ところが、秀行を待っていたのは、なんとも個性的な面々で。
その中でも一番、個性的だったのが、高郷稔。
秀行は何も知らない初対面の頃から、一学年上の高郷に、強く惹き付けられずにいられなかった。
しかし、高郷は何かに心囚われているようで、周囲にまったく関心を払わない。
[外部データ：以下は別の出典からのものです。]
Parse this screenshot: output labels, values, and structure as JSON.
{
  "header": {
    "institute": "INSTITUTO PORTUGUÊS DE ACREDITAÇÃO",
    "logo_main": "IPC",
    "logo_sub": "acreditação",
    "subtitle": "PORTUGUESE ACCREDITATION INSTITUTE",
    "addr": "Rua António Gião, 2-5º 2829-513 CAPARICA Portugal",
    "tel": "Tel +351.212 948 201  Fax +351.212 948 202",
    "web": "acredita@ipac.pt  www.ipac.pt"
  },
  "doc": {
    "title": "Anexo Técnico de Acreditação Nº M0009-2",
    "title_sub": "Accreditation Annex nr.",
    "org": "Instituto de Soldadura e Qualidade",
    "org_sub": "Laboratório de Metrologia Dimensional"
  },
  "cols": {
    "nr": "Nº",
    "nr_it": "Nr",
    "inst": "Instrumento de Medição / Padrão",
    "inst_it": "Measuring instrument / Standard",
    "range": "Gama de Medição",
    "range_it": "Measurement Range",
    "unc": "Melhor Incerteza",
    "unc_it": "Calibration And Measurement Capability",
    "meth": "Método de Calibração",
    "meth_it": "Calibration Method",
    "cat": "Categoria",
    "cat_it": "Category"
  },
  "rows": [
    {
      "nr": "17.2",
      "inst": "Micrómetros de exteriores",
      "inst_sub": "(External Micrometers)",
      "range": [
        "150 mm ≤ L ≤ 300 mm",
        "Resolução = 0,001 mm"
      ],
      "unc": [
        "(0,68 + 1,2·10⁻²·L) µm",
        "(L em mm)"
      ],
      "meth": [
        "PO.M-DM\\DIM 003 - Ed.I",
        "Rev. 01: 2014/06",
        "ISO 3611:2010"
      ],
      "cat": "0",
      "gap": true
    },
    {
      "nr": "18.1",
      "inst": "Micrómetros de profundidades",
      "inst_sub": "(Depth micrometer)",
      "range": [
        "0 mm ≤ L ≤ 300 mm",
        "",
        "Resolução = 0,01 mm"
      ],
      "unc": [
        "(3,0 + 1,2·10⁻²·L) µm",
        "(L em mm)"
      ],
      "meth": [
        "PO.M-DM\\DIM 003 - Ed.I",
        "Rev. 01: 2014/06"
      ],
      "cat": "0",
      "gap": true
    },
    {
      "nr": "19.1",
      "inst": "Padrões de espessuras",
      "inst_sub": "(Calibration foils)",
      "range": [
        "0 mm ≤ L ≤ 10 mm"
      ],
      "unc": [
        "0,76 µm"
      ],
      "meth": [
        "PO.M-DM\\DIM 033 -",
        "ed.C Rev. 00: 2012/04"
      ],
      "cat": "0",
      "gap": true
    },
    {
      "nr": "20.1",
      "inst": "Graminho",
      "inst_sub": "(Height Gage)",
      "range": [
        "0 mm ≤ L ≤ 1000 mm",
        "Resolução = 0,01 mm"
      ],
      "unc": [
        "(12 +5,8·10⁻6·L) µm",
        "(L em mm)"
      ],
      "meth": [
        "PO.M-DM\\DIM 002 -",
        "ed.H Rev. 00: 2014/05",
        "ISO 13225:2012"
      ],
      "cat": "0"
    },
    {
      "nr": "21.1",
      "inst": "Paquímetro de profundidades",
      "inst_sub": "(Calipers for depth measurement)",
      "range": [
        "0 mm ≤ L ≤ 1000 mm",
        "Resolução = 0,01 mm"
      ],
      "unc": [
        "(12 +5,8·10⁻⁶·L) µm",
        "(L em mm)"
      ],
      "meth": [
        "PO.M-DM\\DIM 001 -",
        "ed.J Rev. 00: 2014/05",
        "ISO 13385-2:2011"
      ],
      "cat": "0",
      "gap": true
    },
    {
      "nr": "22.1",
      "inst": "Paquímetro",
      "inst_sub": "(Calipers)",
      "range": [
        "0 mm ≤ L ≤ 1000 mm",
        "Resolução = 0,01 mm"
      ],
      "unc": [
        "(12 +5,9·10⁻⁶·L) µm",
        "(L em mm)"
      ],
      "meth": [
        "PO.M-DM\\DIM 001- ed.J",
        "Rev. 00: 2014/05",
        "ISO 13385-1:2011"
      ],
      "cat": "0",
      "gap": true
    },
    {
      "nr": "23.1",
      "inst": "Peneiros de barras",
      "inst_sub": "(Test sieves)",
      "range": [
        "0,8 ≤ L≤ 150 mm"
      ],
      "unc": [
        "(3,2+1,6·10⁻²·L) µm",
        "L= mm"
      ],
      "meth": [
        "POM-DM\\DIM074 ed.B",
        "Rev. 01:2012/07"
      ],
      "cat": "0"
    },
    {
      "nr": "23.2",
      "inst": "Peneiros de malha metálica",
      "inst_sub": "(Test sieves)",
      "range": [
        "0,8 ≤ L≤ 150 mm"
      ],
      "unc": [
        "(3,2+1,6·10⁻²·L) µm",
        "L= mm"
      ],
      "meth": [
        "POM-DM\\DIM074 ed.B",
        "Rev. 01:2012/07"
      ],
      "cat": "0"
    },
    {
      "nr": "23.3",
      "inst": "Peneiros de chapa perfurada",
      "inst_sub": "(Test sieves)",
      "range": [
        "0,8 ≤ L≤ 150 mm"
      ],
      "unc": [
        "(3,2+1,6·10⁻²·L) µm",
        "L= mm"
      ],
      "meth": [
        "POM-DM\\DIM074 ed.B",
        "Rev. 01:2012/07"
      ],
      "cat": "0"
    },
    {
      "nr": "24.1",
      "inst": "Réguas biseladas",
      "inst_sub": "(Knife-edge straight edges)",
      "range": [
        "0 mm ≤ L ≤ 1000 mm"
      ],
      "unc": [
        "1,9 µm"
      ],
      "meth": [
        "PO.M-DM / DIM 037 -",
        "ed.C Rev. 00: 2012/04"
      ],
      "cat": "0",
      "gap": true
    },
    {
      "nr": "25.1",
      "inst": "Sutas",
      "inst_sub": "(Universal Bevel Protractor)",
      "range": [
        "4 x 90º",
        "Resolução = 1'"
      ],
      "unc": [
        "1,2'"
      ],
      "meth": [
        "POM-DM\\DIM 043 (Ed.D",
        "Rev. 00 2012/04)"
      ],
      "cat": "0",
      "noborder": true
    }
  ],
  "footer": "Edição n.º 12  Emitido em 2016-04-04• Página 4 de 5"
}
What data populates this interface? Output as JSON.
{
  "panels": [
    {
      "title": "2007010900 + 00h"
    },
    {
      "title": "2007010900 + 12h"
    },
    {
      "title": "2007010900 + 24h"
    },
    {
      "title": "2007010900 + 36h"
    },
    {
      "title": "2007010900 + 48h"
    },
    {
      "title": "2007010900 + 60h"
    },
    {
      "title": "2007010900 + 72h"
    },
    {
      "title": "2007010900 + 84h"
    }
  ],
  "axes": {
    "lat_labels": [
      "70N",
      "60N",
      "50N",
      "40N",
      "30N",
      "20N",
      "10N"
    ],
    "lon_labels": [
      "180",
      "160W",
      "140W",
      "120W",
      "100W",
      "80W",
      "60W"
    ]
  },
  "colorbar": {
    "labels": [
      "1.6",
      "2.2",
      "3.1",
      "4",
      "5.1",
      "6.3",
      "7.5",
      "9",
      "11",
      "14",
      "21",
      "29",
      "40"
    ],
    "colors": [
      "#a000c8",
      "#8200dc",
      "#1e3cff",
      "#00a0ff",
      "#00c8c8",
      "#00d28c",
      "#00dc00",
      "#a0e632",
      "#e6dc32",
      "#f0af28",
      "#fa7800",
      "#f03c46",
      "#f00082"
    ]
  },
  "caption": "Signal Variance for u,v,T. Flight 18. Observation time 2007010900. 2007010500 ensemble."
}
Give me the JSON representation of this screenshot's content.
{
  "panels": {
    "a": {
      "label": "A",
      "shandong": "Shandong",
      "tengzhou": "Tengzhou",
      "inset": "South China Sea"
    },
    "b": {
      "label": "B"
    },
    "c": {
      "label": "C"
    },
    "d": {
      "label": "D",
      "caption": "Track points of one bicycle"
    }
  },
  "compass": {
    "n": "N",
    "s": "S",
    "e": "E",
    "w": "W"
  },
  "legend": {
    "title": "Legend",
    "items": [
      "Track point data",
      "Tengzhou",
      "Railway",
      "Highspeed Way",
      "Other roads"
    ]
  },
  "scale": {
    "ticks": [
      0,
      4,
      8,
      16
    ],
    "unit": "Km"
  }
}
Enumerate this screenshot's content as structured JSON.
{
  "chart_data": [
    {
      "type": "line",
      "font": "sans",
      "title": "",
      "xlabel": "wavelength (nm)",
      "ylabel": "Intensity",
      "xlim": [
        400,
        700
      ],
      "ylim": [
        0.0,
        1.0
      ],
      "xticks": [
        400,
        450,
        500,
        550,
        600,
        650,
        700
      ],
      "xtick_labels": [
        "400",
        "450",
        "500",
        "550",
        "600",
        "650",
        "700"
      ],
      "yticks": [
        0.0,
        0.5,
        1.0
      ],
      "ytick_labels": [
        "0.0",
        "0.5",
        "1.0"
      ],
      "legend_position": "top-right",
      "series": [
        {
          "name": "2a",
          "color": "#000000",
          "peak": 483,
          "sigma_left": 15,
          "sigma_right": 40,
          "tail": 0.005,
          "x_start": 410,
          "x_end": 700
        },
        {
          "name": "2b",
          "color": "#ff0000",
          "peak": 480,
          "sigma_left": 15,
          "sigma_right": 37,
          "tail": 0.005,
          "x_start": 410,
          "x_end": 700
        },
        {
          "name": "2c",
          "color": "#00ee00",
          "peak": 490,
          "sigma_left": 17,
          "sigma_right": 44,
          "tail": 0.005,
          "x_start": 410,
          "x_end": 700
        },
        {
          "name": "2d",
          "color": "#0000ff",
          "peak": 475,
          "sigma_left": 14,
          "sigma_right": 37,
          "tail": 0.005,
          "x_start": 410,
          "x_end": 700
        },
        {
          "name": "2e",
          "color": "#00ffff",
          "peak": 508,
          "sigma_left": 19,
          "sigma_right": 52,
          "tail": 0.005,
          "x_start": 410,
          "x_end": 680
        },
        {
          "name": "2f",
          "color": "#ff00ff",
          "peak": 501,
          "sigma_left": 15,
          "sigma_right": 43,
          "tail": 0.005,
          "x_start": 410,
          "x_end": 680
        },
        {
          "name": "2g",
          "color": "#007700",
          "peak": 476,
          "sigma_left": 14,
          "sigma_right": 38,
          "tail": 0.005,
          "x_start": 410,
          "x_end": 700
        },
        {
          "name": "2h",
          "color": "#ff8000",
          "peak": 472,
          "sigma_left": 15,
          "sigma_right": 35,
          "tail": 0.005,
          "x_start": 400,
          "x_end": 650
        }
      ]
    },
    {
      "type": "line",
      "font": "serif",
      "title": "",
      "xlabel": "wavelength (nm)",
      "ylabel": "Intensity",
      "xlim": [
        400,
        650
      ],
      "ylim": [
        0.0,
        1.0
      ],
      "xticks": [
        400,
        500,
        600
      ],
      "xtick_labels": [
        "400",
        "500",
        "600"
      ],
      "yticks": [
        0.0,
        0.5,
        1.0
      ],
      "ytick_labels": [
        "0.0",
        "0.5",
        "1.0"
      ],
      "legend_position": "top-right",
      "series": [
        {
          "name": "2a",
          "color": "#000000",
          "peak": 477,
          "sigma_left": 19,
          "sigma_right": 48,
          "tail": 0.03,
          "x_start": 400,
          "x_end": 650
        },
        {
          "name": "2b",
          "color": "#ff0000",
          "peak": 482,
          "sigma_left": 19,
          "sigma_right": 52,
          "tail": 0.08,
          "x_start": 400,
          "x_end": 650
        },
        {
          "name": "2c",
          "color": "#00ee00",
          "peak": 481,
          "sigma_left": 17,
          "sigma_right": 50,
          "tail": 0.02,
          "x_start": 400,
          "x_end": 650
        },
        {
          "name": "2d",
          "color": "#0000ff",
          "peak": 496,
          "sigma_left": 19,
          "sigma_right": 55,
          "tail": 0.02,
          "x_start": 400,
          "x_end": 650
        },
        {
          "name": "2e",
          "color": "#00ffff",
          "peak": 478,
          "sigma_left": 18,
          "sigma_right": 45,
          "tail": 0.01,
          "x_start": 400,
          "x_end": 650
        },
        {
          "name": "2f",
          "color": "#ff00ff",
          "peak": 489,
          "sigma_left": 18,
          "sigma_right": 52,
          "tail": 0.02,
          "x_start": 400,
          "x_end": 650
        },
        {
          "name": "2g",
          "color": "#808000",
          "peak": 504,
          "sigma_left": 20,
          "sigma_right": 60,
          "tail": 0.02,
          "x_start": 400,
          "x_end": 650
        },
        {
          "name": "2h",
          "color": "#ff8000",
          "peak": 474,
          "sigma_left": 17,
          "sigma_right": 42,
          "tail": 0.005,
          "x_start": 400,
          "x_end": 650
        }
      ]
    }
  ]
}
まるで、石か何かでも見るかのように視線が素通りしていく。
けれど、高郷には唯一、奇妙な趣味があった。
それは、回虫などの一般人からすると、気持ち悪いだけの虫のが大好きだったのだ。
高郷のその趣味のせいで、高郷の同室になることを人はことごとく嫌がり、同室になった人間は、数週間で病気になるか、ノイローゼになるかしてしまうらしい。
そんな高郷の同室者に自分でもどういう訳だか、名乗りを上げてしまった秀行だったが、どうして自分はそうまでして高郷に構ってしまうのか、わけがわからないまま、半ば意地のようになりながら、同室を続けていくうちに……?
という話でした。
それ以外にもキーを握る登場人物として、高郷と親戚の関係にある堀という秀行の同級生がいたんですが、なんと言うか、情報通なので、その情報を元に、秀行を脅してきたり、何とか高郷を真っ当な道に戻そうとするんですが。
その彼が、鬼門。
確かに、最初は何もわからない秀行に、いろいろ教えてくれる人として出てきたのでもいいんですが。
秀行にもわからなかった気持ちを、「君と高郷は同類なんだよ」的に解説してくるところとかは、なんというか、「余計なことを……」という感じがして、すごくもったいなかったです。
個人的には、そういうのは読者が行間を読んで、察すればいいことだと思ってるので、そこまで解説してもらわなくても大丈夫なようにしてもらえた方がよかったのかもなー……と。
もう一つ入ってる「聞かせて」は、今度は高郷側の視点の話なんですが、高郷が懇切丁寧に、本編で明かされた自分の過去のときに、自分がどういう状況だったのか語ってるところがメインになるんですが……。
もう、おなかいっぱいだったんです、正直……。
そのせいで、ただでさえ分厚い本が更に分厚くなったような気がします。
なんにせよ、もう少し読者に行間を読ませる工夫があってもよかったんじゃないかなー……と思いました。